By October 1910, business had increased so much that a salesman came to Redmond with buckboard and trunks, setting up in the back room of the Davies blacksmith shop. Lynch & Roberts bought $3000 worth of merchandise and discounted it, too.
The potato industry was developing in Central Oregon and a few years later J.R. decided to promote Deschutes potatoes. He packed a carload of them in 25 and 50 pound boxes, took them to Portland and put them in a warehouse.
“I carried a 25-pound box under my arm and went to see Henry Thiele, restaurant owner,” he says. “I told Henry I wanted to interest him in good potatoes, but he replied he got his supply from Yakima.
“‘I happen to know you are scheduled to furnish 200 baked potatoes to the Women’s Club,’ I said. ‘Will you bake them if I furnish them?’
“‘Yeh, and I’ll make a speech, too,’ Thiele said.
“He got interested and put Deschutes potatoes on the menu at his Soverign Hotel. Because we belonged to United Grocers, I knew many of them and placed 25 boxes in an eastside store, telling the grocer he could get more at the warehouse. He sold them all the first day, but forgot about obtaining more.
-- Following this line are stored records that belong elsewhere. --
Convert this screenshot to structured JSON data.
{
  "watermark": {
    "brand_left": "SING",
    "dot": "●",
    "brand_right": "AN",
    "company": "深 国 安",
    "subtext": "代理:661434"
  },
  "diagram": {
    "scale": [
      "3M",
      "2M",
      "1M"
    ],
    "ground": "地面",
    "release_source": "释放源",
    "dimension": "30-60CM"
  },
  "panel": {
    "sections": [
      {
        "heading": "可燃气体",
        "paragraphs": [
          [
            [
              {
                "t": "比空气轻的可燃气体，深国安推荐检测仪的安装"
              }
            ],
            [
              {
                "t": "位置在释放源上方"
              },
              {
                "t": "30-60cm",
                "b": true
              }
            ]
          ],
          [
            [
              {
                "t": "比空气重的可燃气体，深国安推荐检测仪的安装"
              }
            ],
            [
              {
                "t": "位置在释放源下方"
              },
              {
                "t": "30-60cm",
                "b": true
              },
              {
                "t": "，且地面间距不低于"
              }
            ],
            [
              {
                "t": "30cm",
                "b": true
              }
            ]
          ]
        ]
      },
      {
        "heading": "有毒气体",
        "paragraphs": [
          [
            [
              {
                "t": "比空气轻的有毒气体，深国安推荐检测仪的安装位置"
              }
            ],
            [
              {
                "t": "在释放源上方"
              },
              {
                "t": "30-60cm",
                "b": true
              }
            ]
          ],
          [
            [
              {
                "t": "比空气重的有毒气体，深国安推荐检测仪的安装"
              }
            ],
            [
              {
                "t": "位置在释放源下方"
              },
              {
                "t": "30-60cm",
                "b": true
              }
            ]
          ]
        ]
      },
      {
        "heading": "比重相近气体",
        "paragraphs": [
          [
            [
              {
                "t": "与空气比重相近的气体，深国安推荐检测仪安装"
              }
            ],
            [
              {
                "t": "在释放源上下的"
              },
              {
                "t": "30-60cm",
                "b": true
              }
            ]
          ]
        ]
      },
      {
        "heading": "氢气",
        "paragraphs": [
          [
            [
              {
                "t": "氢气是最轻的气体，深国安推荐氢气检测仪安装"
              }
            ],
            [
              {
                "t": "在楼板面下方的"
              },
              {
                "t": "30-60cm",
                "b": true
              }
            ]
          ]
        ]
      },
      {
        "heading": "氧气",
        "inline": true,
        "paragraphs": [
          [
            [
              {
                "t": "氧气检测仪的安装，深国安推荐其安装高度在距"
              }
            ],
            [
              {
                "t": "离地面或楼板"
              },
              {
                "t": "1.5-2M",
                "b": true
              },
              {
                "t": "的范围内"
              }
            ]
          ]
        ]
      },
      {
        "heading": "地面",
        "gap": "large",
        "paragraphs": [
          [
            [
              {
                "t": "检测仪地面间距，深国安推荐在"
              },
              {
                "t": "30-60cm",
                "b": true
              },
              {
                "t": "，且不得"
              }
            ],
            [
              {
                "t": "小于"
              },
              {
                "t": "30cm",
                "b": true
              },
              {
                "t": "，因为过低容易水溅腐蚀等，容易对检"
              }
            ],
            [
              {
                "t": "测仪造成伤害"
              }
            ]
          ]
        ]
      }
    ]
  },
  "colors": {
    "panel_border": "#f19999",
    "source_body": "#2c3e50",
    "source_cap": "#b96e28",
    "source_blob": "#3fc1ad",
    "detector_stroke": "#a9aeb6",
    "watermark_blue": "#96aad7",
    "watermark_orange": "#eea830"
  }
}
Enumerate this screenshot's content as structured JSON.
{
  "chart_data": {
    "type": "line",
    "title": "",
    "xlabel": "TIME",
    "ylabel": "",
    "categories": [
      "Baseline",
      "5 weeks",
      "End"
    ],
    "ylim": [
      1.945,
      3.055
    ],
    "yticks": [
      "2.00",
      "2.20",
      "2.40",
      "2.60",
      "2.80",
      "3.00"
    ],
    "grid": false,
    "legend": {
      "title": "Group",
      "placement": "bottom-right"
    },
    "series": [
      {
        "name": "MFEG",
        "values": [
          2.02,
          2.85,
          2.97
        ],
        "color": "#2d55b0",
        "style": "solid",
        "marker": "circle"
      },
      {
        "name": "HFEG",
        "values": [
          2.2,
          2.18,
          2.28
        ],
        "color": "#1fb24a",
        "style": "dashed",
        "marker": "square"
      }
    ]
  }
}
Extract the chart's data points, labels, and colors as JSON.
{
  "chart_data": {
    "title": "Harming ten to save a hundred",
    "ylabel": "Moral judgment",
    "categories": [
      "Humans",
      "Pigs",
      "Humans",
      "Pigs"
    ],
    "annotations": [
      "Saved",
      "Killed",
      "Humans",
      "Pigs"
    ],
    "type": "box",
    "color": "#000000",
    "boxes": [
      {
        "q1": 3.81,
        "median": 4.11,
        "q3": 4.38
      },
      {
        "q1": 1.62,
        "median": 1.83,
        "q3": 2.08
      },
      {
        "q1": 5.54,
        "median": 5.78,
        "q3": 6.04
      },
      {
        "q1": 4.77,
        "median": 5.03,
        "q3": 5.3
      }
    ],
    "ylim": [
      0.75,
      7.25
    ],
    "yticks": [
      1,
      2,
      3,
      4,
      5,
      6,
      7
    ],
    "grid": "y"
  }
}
Eventually we sold the remainder to Sealy-Dresser for a cent per pound, exactly what they had cost — but when freight was added, we lost money. I think this helped start interest in Deschutes potatoes, though.”
25 years ago
March 8, 1995 — Terrebonne School celebrates its history
Thursday was a day for celebration — and history.
Members of the community — current and former — and school children got together to talk about the school and the community’s history.
For more than 80 years Terrebonne has had a school, first as an independent school district, then for the past 30 or so as part of the larger Redmond School District.
“Several months ago, we decided that our new addition was a cause for celebration since Terrebonne school has changed so much during the years,” said teacher Julie Ross, who coordinated Terrebonne History Day.
Teachers, board members and community members who had been involved in the school over the years were contacted and recruited to help plan the festivities.
“We enjoyed sharing stories with them,” Ross said.
Like the one about the boy who rode his horse to school. The principal walked the horse in the front door and out the back and returned the horse to the boy saying, “Now you can say you’ve got the only horse that’s gone through Terrebonne School.”
Throughout the school day students attended presentations by teachers, former teachers, students and principals on early school life, quilts, old-time gadgets and tools, music, games.